Post-RMG export-led growth
Bangladesh has had remarkable success in exporting ready-made garments (RMG). In 2017, exports earnings accounted for 15.03% of national GDP, and the RMG sector contributed to 83.5% of export earnings. However, the growth rate of RMG exports has decelerated over the last three years dropping to 7.8% from 8.2% the previous year. Furthermore, the sector’s potential to create new jobs is also waning. The Job Diagnostics 2016 report states that jobs in the RMG sector grew by only 6% every year, between 2010 and 2013, even as the export output from RMG grew at an annual rate of 15% during the same period.
This slowdown has resulted in a renewed focus on export diversification into other high potential sectors such as footwear, leather goods and products, pharmaceuticals, software and IT-enabled services, jute, agro-products including agro-processed products, and plastics.
Leveraging the opportunities presented in Bangladesh is not without its challenges. The main issues can broadly be broken down into constraints around workforce quality, access to finance and logistics and transportation. A brief treatment of each follows.
Bangladesh is a beneficiary of the demographic dividend but skills mismatch holds the productivity levels back. The country has a large pool of unskilled workforce migrating from agriculture to labour-intensive industries.
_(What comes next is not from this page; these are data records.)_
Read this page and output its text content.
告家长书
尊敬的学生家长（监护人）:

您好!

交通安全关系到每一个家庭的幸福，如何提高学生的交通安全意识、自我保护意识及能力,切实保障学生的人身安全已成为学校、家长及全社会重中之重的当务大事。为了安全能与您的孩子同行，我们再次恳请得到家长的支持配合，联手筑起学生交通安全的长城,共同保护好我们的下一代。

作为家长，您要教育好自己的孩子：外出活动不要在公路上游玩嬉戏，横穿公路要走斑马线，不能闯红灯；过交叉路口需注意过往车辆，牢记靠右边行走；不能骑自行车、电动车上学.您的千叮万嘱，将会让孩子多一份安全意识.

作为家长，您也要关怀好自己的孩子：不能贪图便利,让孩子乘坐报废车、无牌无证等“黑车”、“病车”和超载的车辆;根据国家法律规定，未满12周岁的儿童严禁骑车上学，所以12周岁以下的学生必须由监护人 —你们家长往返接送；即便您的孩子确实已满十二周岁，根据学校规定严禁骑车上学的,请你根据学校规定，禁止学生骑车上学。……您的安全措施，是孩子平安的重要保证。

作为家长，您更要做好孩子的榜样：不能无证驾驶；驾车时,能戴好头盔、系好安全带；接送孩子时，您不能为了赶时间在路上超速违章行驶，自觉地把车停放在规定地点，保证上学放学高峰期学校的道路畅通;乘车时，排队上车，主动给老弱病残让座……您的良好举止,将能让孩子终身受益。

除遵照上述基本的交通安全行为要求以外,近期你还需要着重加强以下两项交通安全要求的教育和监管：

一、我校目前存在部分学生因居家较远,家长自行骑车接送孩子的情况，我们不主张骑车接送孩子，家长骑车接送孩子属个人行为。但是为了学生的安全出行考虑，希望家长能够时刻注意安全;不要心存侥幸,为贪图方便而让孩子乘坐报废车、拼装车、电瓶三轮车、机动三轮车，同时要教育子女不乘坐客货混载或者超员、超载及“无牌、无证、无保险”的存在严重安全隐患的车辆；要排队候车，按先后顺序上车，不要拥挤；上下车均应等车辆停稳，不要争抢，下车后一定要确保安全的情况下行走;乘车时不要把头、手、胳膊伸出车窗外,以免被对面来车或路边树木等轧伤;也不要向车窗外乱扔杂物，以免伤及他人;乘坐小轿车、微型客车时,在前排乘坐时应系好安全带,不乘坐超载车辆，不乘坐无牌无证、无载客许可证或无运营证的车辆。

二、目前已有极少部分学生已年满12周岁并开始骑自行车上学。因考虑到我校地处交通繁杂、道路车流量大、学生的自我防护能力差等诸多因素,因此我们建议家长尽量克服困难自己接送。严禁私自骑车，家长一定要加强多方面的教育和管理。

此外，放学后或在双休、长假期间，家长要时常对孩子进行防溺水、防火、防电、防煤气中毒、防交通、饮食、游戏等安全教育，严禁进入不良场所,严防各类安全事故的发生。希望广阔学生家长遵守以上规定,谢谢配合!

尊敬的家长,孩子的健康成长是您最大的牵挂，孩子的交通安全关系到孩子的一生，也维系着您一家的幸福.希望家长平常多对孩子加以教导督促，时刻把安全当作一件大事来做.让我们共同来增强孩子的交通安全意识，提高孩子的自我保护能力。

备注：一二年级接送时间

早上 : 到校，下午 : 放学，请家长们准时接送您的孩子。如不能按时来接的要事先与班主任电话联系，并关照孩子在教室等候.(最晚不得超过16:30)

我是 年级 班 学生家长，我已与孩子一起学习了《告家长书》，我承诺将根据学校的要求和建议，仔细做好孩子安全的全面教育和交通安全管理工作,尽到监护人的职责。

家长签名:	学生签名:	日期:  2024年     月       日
Skilling of workforce is a major challenge as is providing adequate in-house and on the job training. Most manufacturers have to hire unskilled workers and train them on the job under the supervision of a skilled worker. The attrition rates are also high among trained workers, given the high demand for skilled workers.
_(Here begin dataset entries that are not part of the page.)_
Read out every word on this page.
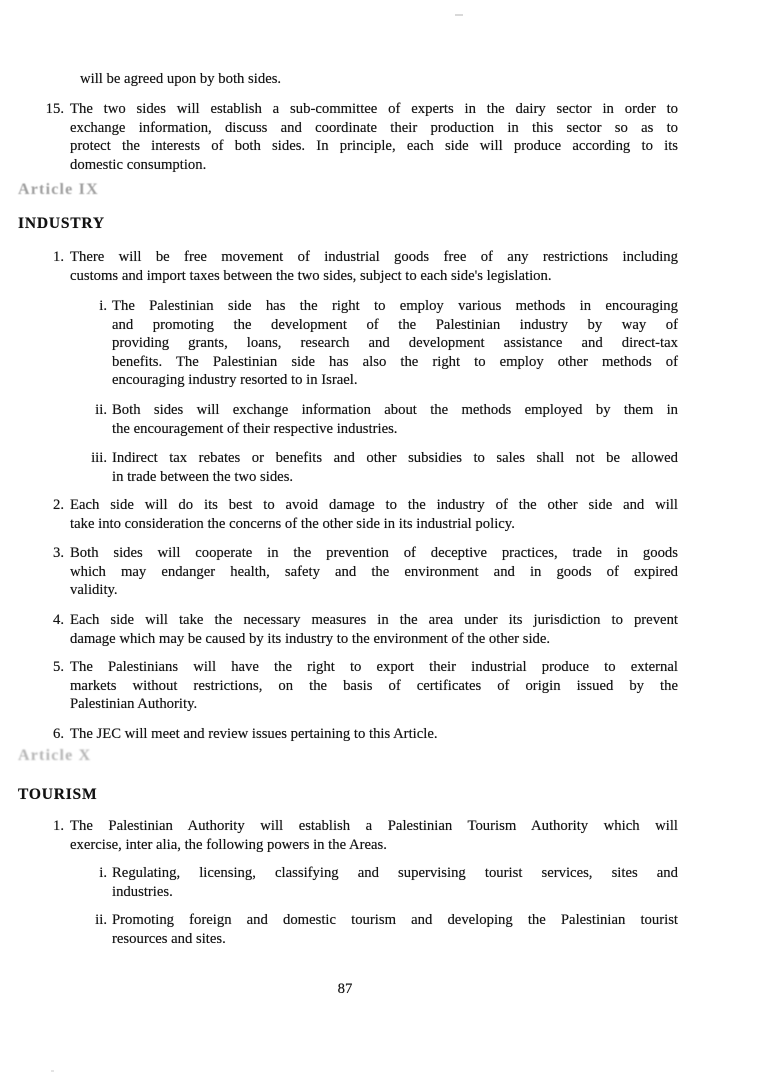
will be agreed upon by both sides.
15. The two sides will establish a sub-committee of experts in the dairy sector in order to
exchange information, discuss and coordinate their production in this sector so as to
protect the interests of both sides. In principle, each side will produce according to its
domestic consumption.
Article IX
INDUSTRY
1. There will be free movement of industrial goods free of any restrictions including
customs and import taxes between the two sides, subject to each side's legislation.
i. The Palestinian side has the right to employ various methods in encouraging
and promoting the development of the Palestinian industry by way of
providing grants, loans, research and development assistance and direct-tax
benefits. The Palestinian side has also the right to employ other methods of
encouraging industry resorted to in Israel.
ii. Both sides will exchange information about the methods employed by them in
the encouragement of their respective industries.
iii. Indirect tax rebates or benefits and other subsidies to sales shall not be allowed
in trade between the two sides.
2. Each side will do its best to avoid damage to the industry of the other side and will
take into consideration the concerns of the other side in its industrial policy.
3. Both sides will cooperate in the prevention of deceptive practices, trade in goods
which may endanger health, safety and the environment and in goods of expired
validity.
4. Each side will take the necessary measures in the area under its jurisdiction to prevent
damage which may be caused by its industry to the environment of the other side.
5. The Palestinians will have the right to export their industrial produce to external
markets without restrictions, on the basis of certificates of origin issued by the
Palestinian Authority.
6. The JEC will meet and review issues pertaining to this Article.
Article X
TOURISM
1. The Palestinian Authority will establish a Palestinian Tourism Authority which will
exercise, inter alia, the following powers in the Areas.
i. Regulating, licensing, classifying and supervising tourist services, sites and
industries.
ii. Promoting foreign and domestic tourism and developing the Palestinian tourist
resources and sites.
87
The institutional arrangement and infrastructure available for training and skill development is not sufficient to meet the current and future demands of Bangladesh economy. Public and private sector partnerships can play a major role in upgrading skills in the country.
Bangladesh Industrial Technical Assistance Centre (BITAC), the existing training institution, needs to be upgraded to offer quality courses. Further, technical and vocational education and training (TVET) offered by government and non-governmental organizations (NGOs) has grown over the last two decades, but the share of women enrolments has remained low. A robust skills development ecosystem with participation from industries and well-funded training programs is needed to address the shortage of skilled assembly line workforce.
Access to finance
The 2020 Ease of Doing Business index revealed that Bangladesh ranked 119 out of 190 countries in getting credit. Financial institutions are often found to be more interested in short-term financing because of liquidity risk arising from funding of long-term loans with typically shorter-term deposits.
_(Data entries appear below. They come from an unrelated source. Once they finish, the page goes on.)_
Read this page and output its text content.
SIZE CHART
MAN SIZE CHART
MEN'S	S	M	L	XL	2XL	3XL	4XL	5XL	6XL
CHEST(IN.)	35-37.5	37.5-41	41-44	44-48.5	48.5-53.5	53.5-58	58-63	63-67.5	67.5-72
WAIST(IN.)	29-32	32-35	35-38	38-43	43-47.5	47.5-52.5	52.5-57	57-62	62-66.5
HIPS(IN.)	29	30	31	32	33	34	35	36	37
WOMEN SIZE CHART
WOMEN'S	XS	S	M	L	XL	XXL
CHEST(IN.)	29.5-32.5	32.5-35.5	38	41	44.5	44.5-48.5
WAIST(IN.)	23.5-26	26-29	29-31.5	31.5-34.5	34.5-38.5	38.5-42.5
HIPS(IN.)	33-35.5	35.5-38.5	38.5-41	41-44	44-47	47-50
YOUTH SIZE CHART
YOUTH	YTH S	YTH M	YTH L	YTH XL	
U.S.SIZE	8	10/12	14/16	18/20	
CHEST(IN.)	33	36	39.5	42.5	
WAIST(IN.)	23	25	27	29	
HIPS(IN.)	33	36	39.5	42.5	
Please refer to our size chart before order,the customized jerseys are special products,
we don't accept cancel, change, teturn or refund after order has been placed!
Moreover, the interest rates are high and the terms and conditions are often onerous. Trade credit is another important source for working capital firms, which are also not available at affordable rates. Moreover, the collateral requirement for bank loans is relatively high in Bangladesh as compared to other low-income countries. However there have been improvements recently, specifically expanded coverage by the credit information bureau which has the expanded credit information space.
Logistics and transportation
Shipping transit times to and from major ports in Bangladesh are not competitive because of poor navigability. In addition, an inefficient rail network and an overburdened road network leads to high logistic costs. Multimodal connections between the ports and the hinterland, including rail services, air shipment capacity and reliable highway road networks, are not fully developed. Bangladesh ranks 100 out of 160 countries in the World Bank Logistics Performance Index.
However, these challenges are being steadily addressed in and of themselves present opportunities for growth and development.
Mamun Rashid is a Partner at PwC Bangladesh. This is the excerpt of a panel discussion at Credit Suisse Entrepreneurs Conference held in Dhaka.